De Bruxelles à Doha, en passant par Paris et Bruxelles, des émissaires du pouvoir de transition tchadien ont rencontré des opposants plus pour prendre connaissance de leurs attentes que pour les convaincre de revenir au bercail. En réalité, les émissaires du CMT n’avaient de mandat clair et solide et n’ont pu répondre à de nombreuses questions des Tchadiens rencontrés où dans les capitales où ils ont été dépêchés.
Dialogue de sourds
Le malentendu est, à y regarder de près, beaucoup plus profond. Pour Mahamat Idriss Deby et le CMT, la réconciliation nationale passe non pas forcément par une loi d’amnistie générale mais par le dialogue national avec toutes les parties tchadiennes. Sauf que tout le monde n’a pas la même compréhension du dialogue. Les groupes politico-militaires, par exemple, exigent que la tenue d’un pré-dialogue hors du Tchad avant le dialogue en lui-même. Ils l’ont fait savoir à l’ancien président Goukouni Weddeye spécialement désigné par la transition comme responsable du pré-dialogue avec les groupes politico-militaires.

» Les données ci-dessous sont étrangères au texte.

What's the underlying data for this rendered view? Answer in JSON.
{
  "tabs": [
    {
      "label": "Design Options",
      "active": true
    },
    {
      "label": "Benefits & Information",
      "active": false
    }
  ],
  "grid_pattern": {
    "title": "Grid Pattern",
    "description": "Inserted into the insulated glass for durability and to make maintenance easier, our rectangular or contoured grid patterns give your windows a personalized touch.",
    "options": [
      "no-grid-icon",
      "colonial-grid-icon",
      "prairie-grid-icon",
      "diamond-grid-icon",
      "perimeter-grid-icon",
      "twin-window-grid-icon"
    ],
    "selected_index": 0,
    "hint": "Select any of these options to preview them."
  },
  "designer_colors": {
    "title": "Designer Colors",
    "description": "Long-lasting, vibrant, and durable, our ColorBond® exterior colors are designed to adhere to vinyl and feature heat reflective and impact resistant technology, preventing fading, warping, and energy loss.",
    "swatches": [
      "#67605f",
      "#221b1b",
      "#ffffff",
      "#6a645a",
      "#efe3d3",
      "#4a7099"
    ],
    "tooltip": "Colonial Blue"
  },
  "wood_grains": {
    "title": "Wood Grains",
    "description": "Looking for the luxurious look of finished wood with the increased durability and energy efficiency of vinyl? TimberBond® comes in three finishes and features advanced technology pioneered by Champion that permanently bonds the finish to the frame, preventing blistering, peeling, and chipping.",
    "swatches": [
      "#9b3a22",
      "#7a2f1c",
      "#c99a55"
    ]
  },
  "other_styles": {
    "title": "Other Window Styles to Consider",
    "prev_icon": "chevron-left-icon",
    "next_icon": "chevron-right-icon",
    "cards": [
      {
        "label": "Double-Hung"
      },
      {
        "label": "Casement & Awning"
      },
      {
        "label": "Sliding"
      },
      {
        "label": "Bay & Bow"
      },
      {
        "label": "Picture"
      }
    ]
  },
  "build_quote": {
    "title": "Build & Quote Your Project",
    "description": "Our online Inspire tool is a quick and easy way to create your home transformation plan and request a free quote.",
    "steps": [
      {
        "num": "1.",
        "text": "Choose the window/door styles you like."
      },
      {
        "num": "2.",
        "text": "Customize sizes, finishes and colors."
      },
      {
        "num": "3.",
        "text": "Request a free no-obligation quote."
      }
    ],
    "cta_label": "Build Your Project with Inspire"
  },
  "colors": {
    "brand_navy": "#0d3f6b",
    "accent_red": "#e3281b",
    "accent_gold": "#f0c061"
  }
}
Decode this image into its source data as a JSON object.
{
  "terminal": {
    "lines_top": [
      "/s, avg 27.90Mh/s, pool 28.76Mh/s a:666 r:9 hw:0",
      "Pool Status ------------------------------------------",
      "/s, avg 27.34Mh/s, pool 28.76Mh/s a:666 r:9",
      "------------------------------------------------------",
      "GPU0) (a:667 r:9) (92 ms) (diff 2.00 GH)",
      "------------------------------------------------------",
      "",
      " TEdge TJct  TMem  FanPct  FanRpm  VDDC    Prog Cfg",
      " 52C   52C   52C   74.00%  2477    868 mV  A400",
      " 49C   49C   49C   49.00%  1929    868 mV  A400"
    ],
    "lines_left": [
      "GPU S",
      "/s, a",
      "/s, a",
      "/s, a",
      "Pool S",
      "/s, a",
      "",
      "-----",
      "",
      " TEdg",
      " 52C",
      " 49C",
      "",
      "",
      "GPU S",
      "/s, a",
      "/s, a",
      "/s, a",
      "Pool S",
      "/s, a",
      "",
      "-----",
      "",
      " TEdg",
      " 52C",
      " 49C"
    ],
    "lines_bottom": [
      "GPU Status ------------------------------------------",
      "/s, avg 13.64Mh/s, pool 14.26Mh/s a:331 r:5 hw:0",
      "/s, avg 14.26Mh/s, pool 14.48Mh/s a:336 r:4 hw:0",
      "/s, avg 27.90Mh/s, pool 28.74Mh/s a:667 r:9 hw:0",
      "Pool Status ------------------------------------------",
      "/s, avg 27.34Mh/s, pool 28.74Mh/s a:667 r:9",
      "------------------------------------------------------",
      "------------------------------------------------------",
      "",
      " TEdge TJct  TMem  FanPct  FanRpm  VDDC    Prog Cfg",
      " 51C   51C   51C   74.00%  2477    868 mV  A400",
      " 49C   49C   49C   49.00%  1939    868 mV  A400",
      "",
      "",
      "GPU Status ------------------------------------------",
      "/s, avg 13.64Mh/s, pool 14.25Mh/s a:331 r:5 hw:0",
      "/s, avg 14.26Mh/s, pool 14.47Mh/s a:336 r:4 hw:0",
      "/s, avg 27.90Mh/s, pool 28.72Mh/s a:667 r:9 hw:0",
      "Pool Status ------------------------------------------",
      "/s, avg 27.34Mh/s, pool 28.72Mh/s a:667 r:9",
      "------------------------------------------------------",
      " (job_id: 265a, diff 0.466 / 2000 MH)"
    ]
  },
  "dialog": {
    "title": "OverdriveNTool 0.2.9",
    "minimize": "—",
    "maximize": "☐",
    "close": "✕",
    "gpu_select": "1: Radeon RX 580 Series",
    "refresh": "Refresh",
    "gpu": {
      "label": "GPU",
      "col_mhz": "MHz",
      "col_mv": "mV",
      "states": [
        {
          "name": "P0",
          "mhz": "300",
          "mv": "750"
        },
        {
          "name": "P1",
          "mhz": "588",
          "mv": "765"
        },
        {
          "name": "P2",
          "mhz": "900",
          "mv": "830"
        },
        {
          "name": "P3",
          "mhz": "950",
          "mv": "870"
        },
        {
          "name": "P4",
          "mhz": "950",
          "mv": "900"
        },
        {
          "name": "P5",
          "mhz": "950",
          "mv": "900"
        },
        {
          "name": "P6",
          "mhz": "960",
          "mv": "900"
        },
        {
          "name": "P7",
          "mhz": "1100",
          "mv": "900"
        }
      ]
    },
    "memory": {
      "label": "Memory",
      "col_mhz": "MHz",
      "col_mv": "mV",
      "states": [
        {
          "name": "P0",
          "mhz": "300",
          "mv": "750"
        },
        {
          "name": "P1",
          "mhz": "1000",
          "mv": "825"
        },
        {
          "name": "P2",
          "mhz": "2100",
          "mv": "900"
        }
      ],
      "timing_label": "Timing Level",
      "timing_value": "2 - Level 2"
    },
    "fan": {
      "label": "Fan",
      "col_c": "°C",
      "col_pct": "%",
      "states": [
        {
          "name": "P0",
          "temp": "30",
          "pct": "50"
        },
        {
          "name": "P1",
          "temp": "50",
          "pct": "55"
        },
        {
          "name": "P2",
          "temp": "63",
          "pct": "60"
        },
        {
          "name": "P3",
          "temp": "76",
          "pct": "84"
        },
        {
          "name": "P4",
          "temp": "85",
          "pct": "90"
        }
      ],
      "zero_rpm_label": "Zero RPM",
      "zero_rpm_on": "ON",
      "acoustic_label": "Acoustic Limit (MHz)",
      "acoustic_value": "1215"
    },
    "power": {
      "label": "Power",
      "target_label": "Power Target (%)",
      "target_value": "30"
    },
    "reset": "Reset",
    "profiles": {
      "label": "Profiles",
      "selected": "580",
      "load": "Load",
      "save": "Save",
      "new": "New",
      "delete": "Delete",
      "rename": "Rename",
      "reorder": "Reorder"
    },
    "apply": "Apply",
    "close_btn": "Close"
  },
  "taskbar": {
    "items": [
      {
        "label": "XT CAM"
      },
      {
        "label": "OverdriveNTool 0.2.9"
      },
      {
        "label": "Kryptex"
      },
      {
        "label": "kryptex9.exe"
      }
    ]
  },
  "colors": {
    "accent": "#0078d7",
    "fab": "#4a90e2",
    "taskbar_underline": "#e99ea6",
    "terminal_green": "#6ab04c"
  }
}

Les représentants de l’Union des forces pour la démocratie et le développement (UFDD), du Front pour l’alternance et la concorde au Tchad (FACT) et du Rassemblement des forces du changement (RFC) rencontrés à Paris et Doha ont fait savoir à l’ancien président tchadien qu’il n’est pas question, en l’état actuel de la situation socio-politique au Tchad, de se rendre à N’Djamena où ils ne disposent pas de toutes les garanties pour leur sécurité. Pour certaines politiques intérieures, dont « les Transformateurs » de l’opposant Succès Masra, il n’est pas question d’aller au dialogue national sans l’assurance que les décisions qui en sortiront seront exécutoires. Une position partagée par la plate-forme de la société civile Wakitama qui estime, par ailleurs, qu’avant même le dialogue il va falloir régler la question du partage du pouvoir entre civils et militaires pendant la période de transition. Les Transformateurs et Wakitama appellent également à graver dans le marbre l’interdiction aux autorités de transition de se présenter aux prochaines élections. Sur ce plan, Mahamat Idriss Deby, le reste du CMT et le gouvernement de transition entretiennent le flou total.
Transition élastique
Ce n’est pas la seule absence de clarté de la transition tchadienne. Il n’existe à ce jour aucun calendrier précis de la période transitoire censée durer 18 mois. Nul ne sait à quelles dates exactes auront lieu le dialogue national, la rédaction de la nouvelle Constitution, encore moins les élections générales. En revanche, on sait que tout cela ne pourra pas se faire dans les dix prochains mois qui restent pour boucler la transition. Même si personne n’en parle aujourd’hui, le Tchad ne peut pas faire l’économie d’une prolongation de la transition.
Reste à savoir pour combien de temps et avec quelle nouvelle clé de partage de pouvoir entre civils militaires. En tout cas, ce sera toujours sous la présidence de Deby fils, avec le soutien de la communauté internationale.